Affaire Drareni: le président Tebboune accuse RSF de vouloir « déstabiliser » l’Algérie
Le président algérien Abdelmadjid Tebboune a accusé Reporters sans Frontières (RSF), qui a lancé une campagne internationale de solidarité en faveur de son correspondant emprisonné Khaled Drareni, de vouloir « déstabiliser » l’Algérie, une attaque « à côté de la plaque » selon l’ONG.
L’Algérie est « ciblée » par des ONG qui tentent de « saper la stabilité du pays », a déclaré M. Tebboune dimanche soir lors d’une rencontre avec deux représentants de la presse écrite algérienne.
« Les Etats ne nous attaquent pas frontalement mais chargent des organisations non gouvernementales de cette mission », a-t-il ajouté, interrogé sur le sort du journaliste Khaled Drareni, fondateur du site d’information en ligne Casbah Tribune et correspondant en Algérie pour la chaîne de télévision française TV5 Monde et RSF.

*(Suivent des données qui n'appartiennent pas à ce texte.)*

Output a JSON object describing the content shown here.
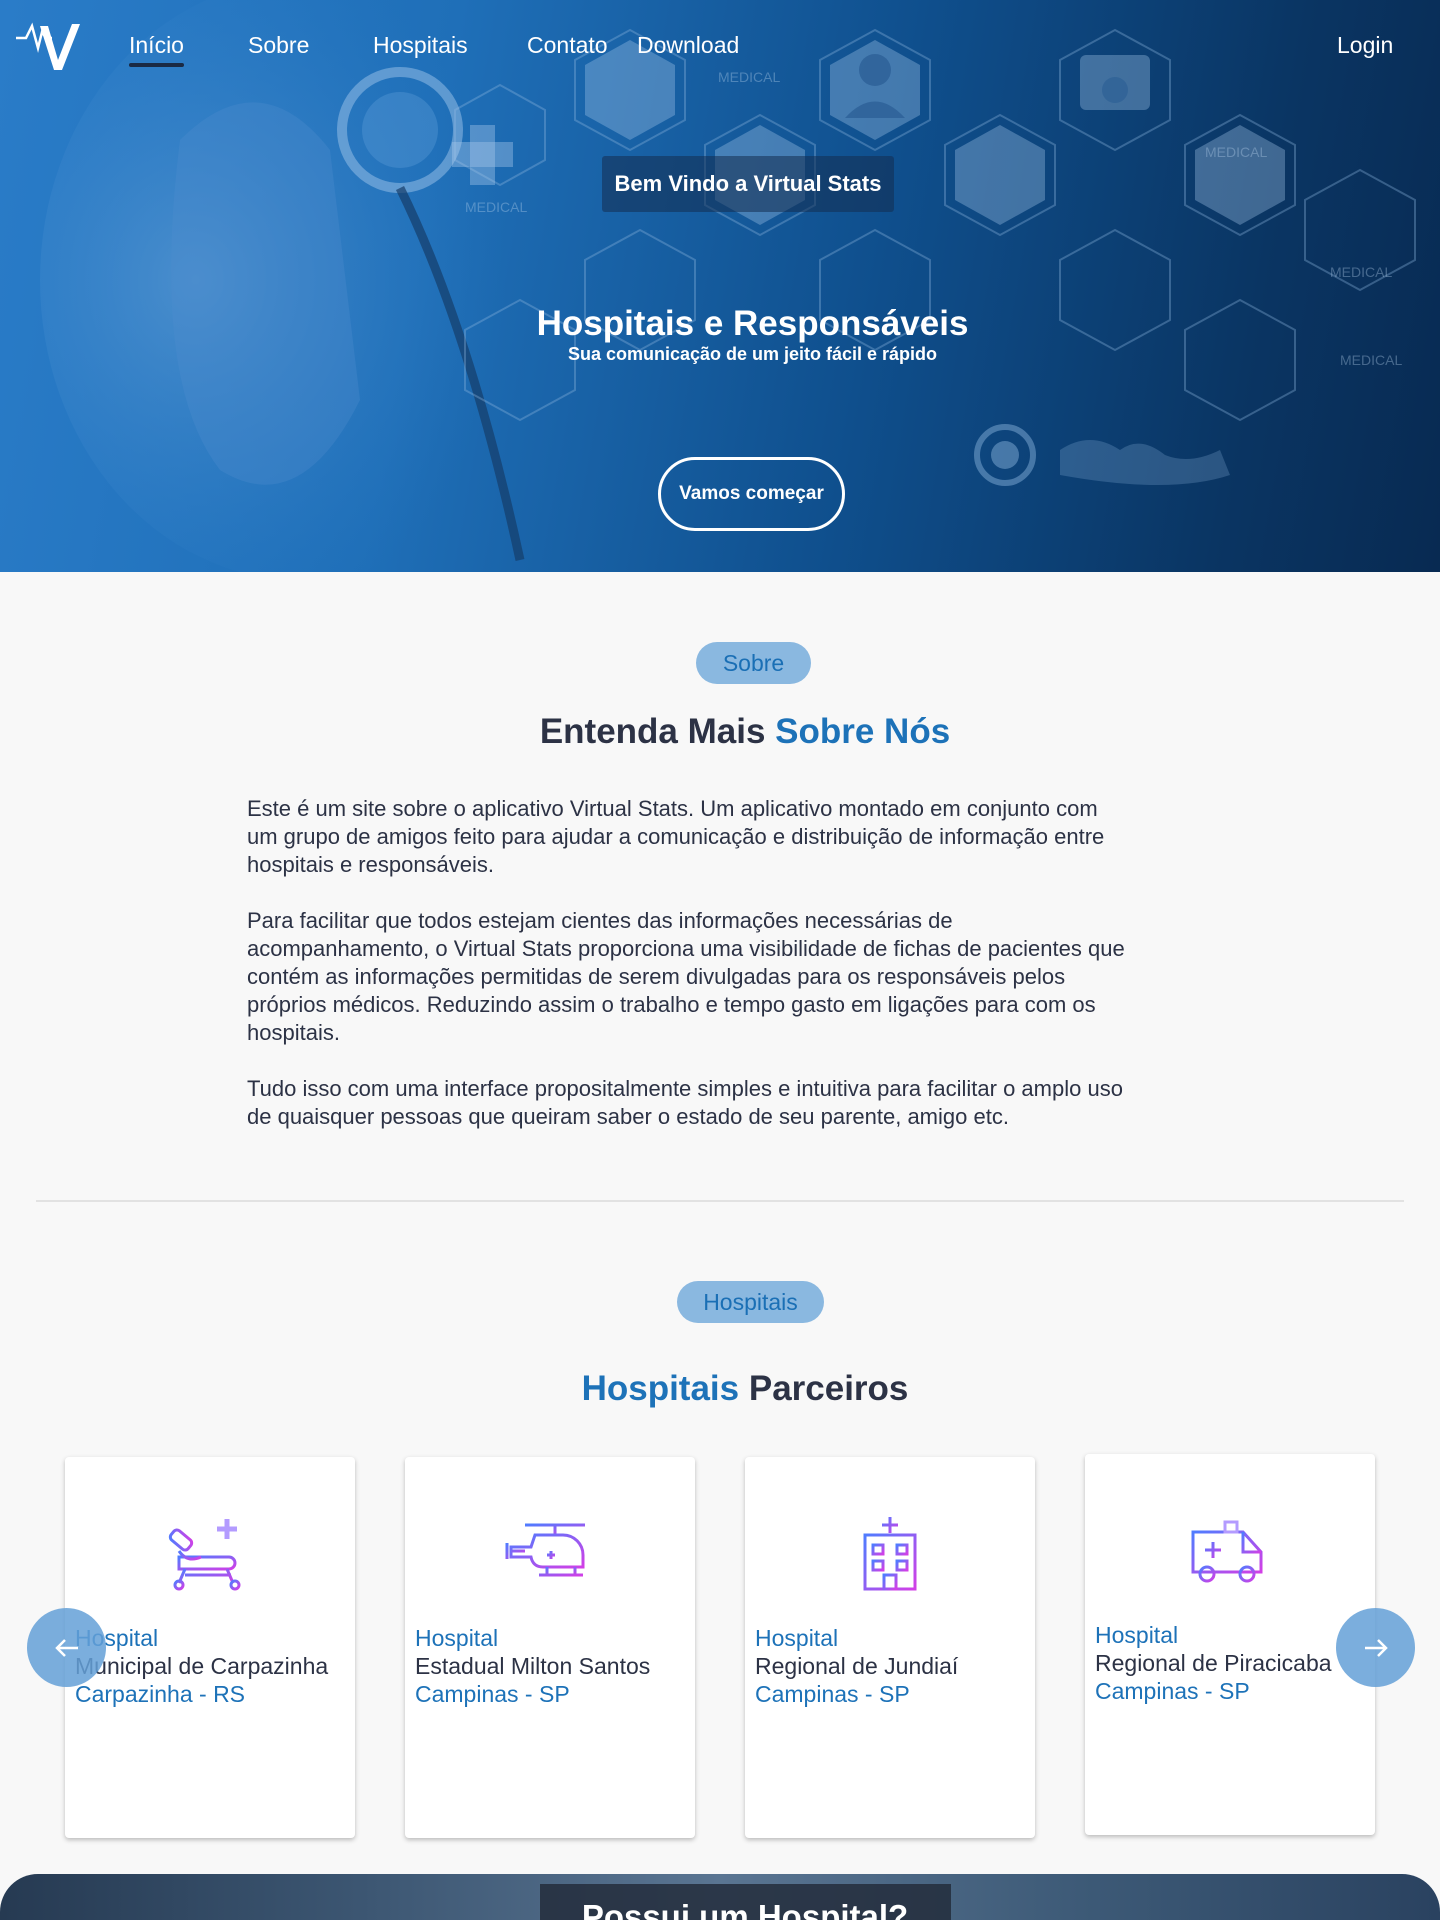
{
  "nav": {
    "links": [
      "Início",
      "Sobre",
      "Hospitais",
      "Contato",
      "Download"
    ],
    "login": "Login"
  },
  "hero": {
    "welcome": "Bem Vindo a Virtual Stats",
    "title": "Hospitais e Responsáveis",
    "subtitle": "Sua comunicação de um jeito fácil e rápido",
    "cta": "Vamos começar",
    "decor_labels": [
      "MEDICAL",
      "MEDICAL",
      "MEDICAL",
      "MEDICAL",
      "MEDICAL"
    ]
  },
  "about": {
    "pill": "Sobre",
    "title_part1": "Entenda Mais ",
    "title_part2": "Sobre Nós",
    "paragraphs": [
      "Este é um site sobre o aplicativo Virtual Stats. Um aplicativo montado em conjunto com um grupo de amigos feito para ajudar a comunicação e distribuição de informação entre hospitais e responsáveis.",
      "Para facilitar que todos estejam cientes das informações necessárias de acompanhamento, o Virtual Stats proporciona uma visibilidade de fichas de pacientes que contém as informações permitidas de serem divulgadas para os responsáveis pelos próprios médicos. Reduzindo assim o trabalho e tempo gasto em ligações para com os hospitais.",
      "Tudo isso com uma interface propositalmente simples e intuitiva para facilitar o amplo uso de quaisquer pessoas que queiram saber o estado de seu parente, amigo etc."
    ]
  },
  "hospitals": {
    "pill": "Hospitais",
    "title_part1": "Hospitais",
    "title_part2": " Parceiros",
    "cards": [
      {
        "line1": "Hospital",
        "line2": "Municipal de Carpazinha",
        "line3": "Carpazinha - RS",
        "icon": "hospital-bed-icon"
      },
      {
        "line1": "Hospital",
        "line2": "Estadual Milton Santos",
        "line3": "Campinas - SP",
        "icon": "helicopter-icon"
      },
      {
        "line1": "Hospital",
        "line2": "Regional de Jundiaí",
        "line3": "Campinas - SP",
        "icon": "hospital-building-icon"
      },
      {
        "line1": "Hospital",
        "line2": "Regional de Piracicaba",
        "line3": "Campinas - SP",
        "icon": "ambulance-icon"
      }
    ],
    "prev_icon": "arrow-left-icon",
    "next_icon": "arrow-right-icon"
  },
  "bottom": {
    "title": "Possui um Hospital?"
  },
  "colors": {
    "accent": "#1d72b8",
    "pill_bg": "#8ab8e0",
    "text": "#2c3245",
    "icon_gradient": [
      "#4f7cff",
      "#d23fe6"
    ]
  }
}
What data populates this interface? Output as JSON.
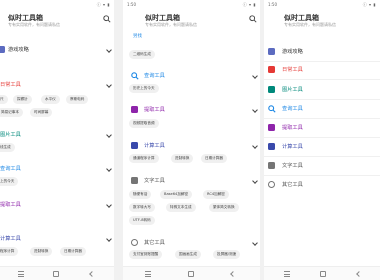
{
  "app": {
    "title": "似时工具箱",
    "subtitle": "专有实用软件，有问题请私信"
  },
  "status_bar": {
    "time": "1:50",
    "icons": "ⓘ ▾ ▮"
  },
  "panel1": {
    "categories": [
      {
        "label": "游戏攻略",
        "color": "#5c6bc0"
      },
      {
        "label": "日常工具",
        "color": "#e53935"
      },
      {
        "label": "图片工具",
        "color": "#00897b"
      },
      {
        "label": "查询工具",
        "color": "#1e88e5"
      },
      {
        "label": "提取工具",
        "color": "#8e24aa"
      },
      {
        "label": "计算工具",
        "color": "#3949ab"
      }
    ],
    "chips_daily": [
      "尺",
      "探察针",
      "水平仪",
      "摩斯电码"
    ],
    "chips_daily2": [
      "简易记事本",
      "时间屏幕"
    ],
    "chips_image": [
      "线生成"
    ],
    "chips_query": [
      "上的今天"
    ],
    "chips_calc": [
      "程序计算",
      "进制转换",
      "日期计算器"
    ]
  },
  "panel2": {
    "top_label": "另找",
    "chip_top": "二维码生成",
    "categories": [
      {
        "label": "查询工具",
        "color": "#1e88e5"
      },
      {
        "label": "提取工具",
        "color": "#8e24aa"
      },
      {
        "label": "计算工具",
        "color": "#3949ab"
      },
      {
        "label": "文字工具",
        "color": "#757575"
      },
      {
        "label": "其它工具",
        "color": "#757575"
      }
    ],
    "chips_query": [
      "历史上的今天"
    ],
    "chips_extract": [
      "视频提取音频"
    ],
    "chips_calc": [
      "通道程序计算",
      "进制转换",
      "日期计算器"
    ],
    "chips_text": [
      "随便有话",
      "Base64加解密",
      "RC4加解密"
    ],
    "chips_text2": [
      "数字转大写",
      "特殊文本生成",
      "繁体简文转换"
    ],
    "chips_text3": [
      "UTF-8转码"
    ],
    "chips_other": [
      "支付宝到账提醒",
      "国画画生成",
      "投屏器/测速"
    ]
  },
  "panel3": {
    "categories": [
      {
        "label": "游戏攻略",
        "color": "#5c6bc0"
      },
      {
        "label": "日常工具",
        "color": "#e53935"
      },
      {
        "label": "图片工具",
        "color": "#00897b"
      },
      {
        "label": "查询工具",
        "color": "#1e88e5"
      },
      {
        "label": "提取工具",
        "color": "#8e24aa"
      },
      {
        "label": "计算工具",
        "color": "#3949ab"
      },
      {
        "label": "文字工具",
        "color": "#757575"
      },
      {
        "label": "其它工具",
        "color": "#757575"
      }
    ]
  },
  "icons": {
    "search": "search-icon",
    "nav_menu": "menu-icon",
    "nav_home": "home-icon",
    "nav_back": "back-icon"
  }
}
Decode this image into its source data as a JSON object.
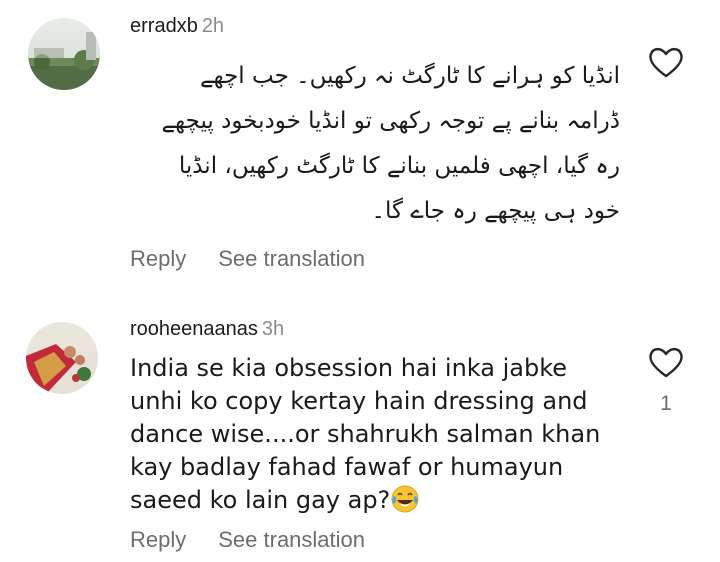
{
  "comments": [
    {
      "username": "erradxb",
      "time": "2h",
      "text": "انڈیا کو ہرانے کا ٹارگٹ نہ رکھیں۔ جب اچھے ڈرامہ بنانے پے توجہ رکھی تو انڈیا خودبخود پیچھے رہ گیا، اچھی فلمیں بنانے کا ٹارگٹ رکھیں، انڈیا خود ہی پیچھے رہ جاے گا۔",
      "reply_label": "Reply",
      "translate_label": "See translation"
    },
    {
      "username": "rooheenaanas",
      "time": "3h",
      "text": "India se kia obsession hai inka jabke unhi ko copy kertay hain dressing and dance wise....or shahrukh salman khan kay badlay fahad fawaf or humayun saeed ko lain gay ap?",
      "emoji": "face-with-tears-of-joy",
      "likes": "1",
      "reply_label": "Reply",
      "translate_label": "See translation"
    }
  ],
  "icons": {
    "like": "heart-outline-icon"
  },
  "colors": {
    "text": "#1a1a1a",
    "secondary": "#6d6d6d",
    "time": "#8a8a8a"
  }
}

Devenu le symbole du combat pour la liberté de la presse en Algérie, M. Drareni, 40 ans, a été condamné en appel le 15 septembre à deux ans de prison ferme pour « incitation à attroupement non armé » et « atteinte à l’unité nationale ». Ce verdict a soulevé l’indignation et de vives protestations en Algérie et au-delà.
En visant Robert Ménard, ancien secrétaire général de RSF qui a quitté l’ONG depuis 2008, M. Tebboune a affirmé que si RSF comptait « des journalistes respectables », il était toutefois « inadmissible de nommer un fils de colon qui tente à chaque fois de donner des leçons aux Algériens, d’où l’importance d’enquêter sur les fondateurs de ces organisations ainsi que sur les modalités de leur financement ». M. Ménard est aujourd’hui maire de Béziers, en France, soutenu par le Rassemblement national.
« Ces attaques sont complètement à côté de la plaque », a réagi auprès de l’AFP le secrétaire général de RSF, Christophe Deloire, rappelant que Robert Ménard « n’a aucune influence sur l’organisation ».
« Ce sont évidemment des accusations mensongères et dérisoires » qui « visent à camoufler au fond sa difficulté à défendre des violations de la liberté de la presse qui sont absolument évidentes pour des millions d’Algériens », a ajouté M. Deloire.
« On procède en Algérie comme on procède ailleurs, sur la base de principes qu’on défend partout, y compris en France », a-t-il insisté.
« Aucune relation »
Le président algérien a par ailleurs assuré qu' »aucune personne n’est incarcérée (en Algérie) pour un article qu’elle a rédigé ». « Nous interdisons les injures et les atteintes aux affaires relevant de la sécurité de l’Etat », a-t-il toutefois nuancé.
Selon M. Tebboune, Khaled Drareni — dont il n’a jamais mentionné le nom durant l’entretien — a été condamné parce qu’il est « impliqué dans une affaire n’ayant aucune relation avec la presse », sans autre précision.
Détenu depuis le 29 mars, Khaled Drareni a été arrêté après avoir couvert le 7 mars à Alger une manifestation d’étudiants, dans le cadre du « Hirak », mouvement de contestation pacifique né en février 2019 et réclamant un profond changement du « système » en place depuis l’indépendance en 1962.